The Night Before
The night before, I installed the wall-mount dock for the vacuum cleaner, and Joe made cheeseburgers, and we watched The Horror of Dracula. We said, let’s go to breakfast in the morning then figure out the car seat. We went to bed.
That was Friday. I was due the following Monday, but had set my sights a week and a half later, forty-one and a half weeks, which I’d read was the average delivery date for first babies. She was going to be a Scorpio, like me, I was sure of it. I don’t care much about astrology but I like being a Scorpio; people who do care say oooh when they find out, like it’s not only meaningful information but surprising somehow, a little stinger.
Instead I woke up at 3am to vague bodily annoyance. Cramps? Ugh my period’s coming, I thought, forgetting everything. Then remembering.
We did not go to breakfast. Joe threw the car seat into the back of the Prius when we left for the hospital in the last black moments of night. By 3pm I had gone out into the cosmos and turned inside out and she was in my arms, pink and chirping, expressive divots where her eyebrows would be. She kept throwing her arms into the air then lowering them slowly, like she was trying to catch her balance. A Libra, just under the wire.

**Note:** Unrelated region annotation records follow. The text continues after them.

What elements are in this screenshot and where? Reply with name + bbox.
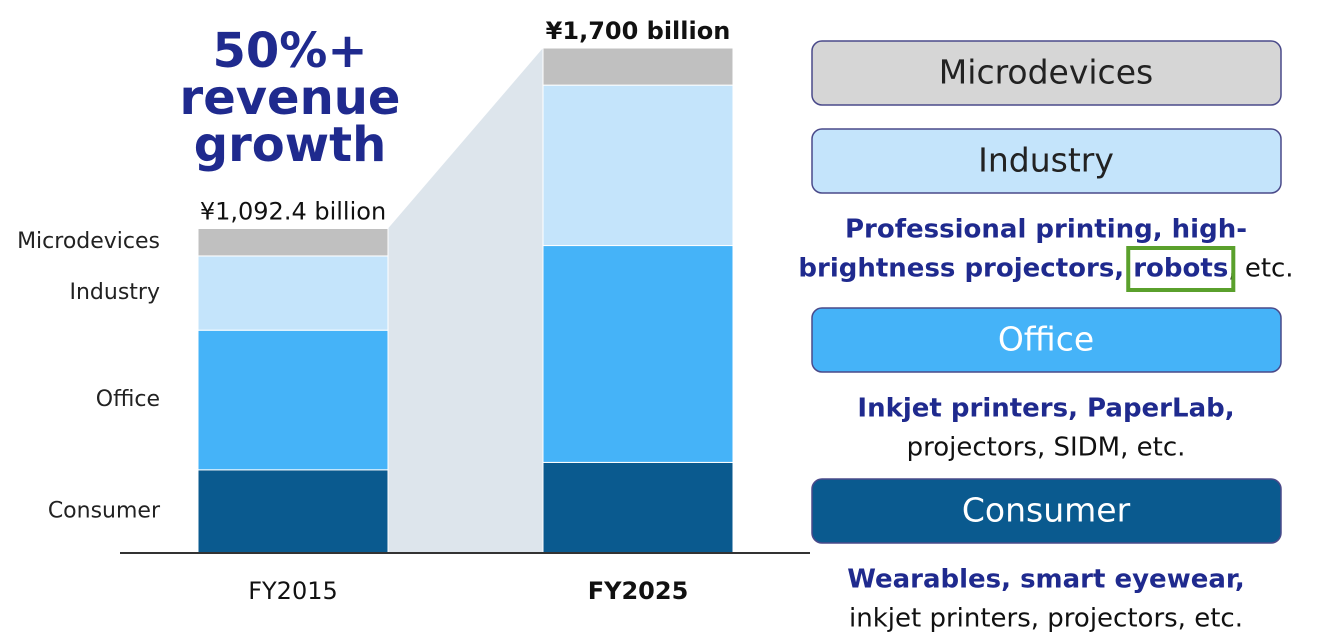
bar-segment bbox=[542, 47, 734, 86]
segment-name: Industry bbox=[978, 141, 1114, 180]
segment-desc: , etc. bbox=[1228, 254, 1293, 284]
segment-desc: projectors, SIDM, etc. bbox=[907, 433, 1186, 463]
bar-segment bbox=[197, 255, 389, 331]
segment-desc: Professional printing, high- bbox=[845, 215, 1247, 245]
segment-desc: brightness projectors, bbox=[798, 254, 1133, 284]
headline: 50%+ bbox=[212, 23, 367, 79]
legend-label: Industry bbox=[70, 280, 161, 305]
x-tick-label: FY2025 bbox=[588, 577, 689, 605]
x-tick-label: FY2015 bbox=[248, 577, 338, 605]
headline: revenue bbox=[180, 70, 401, 126]
bar-segment bbox=[197, 227, 389, 257]
total-label: ¥1,700 billion bbox=[546, 17, 731, 45]
legend-label: Microdevices bbox=[17, 229, 160, 254]
legend-label: Consumer bbox=[48, 498, 161, 523]
segment-desc: Wearables, smart eyewear, bbox=[847, 565, 1245, 595]
segment-box bbox=[811, 478, 1282, 544]
segment-box bbox=[811, 128, 1282, 194]
segment-desc: robots bbox=[1133, 254, 1228, 284]
bar-segment bbox=[542, 84, 734, 247]
segment-desc: inkjet printers, projectors, etc. bbox=[849, 604, 1243, 633]
segment-name: Consumer bbox=[962, 491, 1131, 530]
bar-segment bbox=[542, 245, 734, 463]
bar-segment bbox=[542, 461, 734, 554]
bar-segment bbox=[197, 469, 389, 554]
connector bbox=[388, 48, 543, 553]
total-label: ¥1,092.4 billion bbox=[200, 197, 386, 225]
headline: growth bbox=[194, 117, 386, 173]
segment-name: Microdevices bbox=[939, 53, 1153, 92]
legend-label: Office bbox=[96, 387, 160, 412]
segment-box bbox=[811, 40, 1282, 106]
highlight-box bbox=[1126, 246, 1236, 292]
bar-segment bbox=[197, 329, 389, 471]
segment-desc: Inkjet printers, PaperLab, bbox=[857, 394, 1234, 424]
segment-box bbox=[811, 307, 1282, 373]
segment-name: Office bbox=[998, 320, 1094, 359]
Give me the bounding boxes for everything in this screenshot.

Weeks later, back home, our doulas came to visit. They folded laundry and told me about the other babies they’d delivered that fall, how different they all were. They’d just visited one who, they agreed, had an old, wise soul. “What about this one?” I asked, and they studied her. “Cool, clear water,” one of them said. “Yeah, I feel blues and purples,” said the other. “Not an old soul?” I said. “No,” they agreed, “she’s never been here before.”
For a year, every day that was true: She’s never been here before. Next year is a leap year, so today isn’t quite her last first day. But tomorrow begins her second orbit, her second spin through the stars. I’d like to be sleeping more. I’d like to be writing more. I think I left part of myself out there when I went to go get her. But give me a hundred more years with her, a hundred more lifetimes, it doesn’t matter, it will never be enough.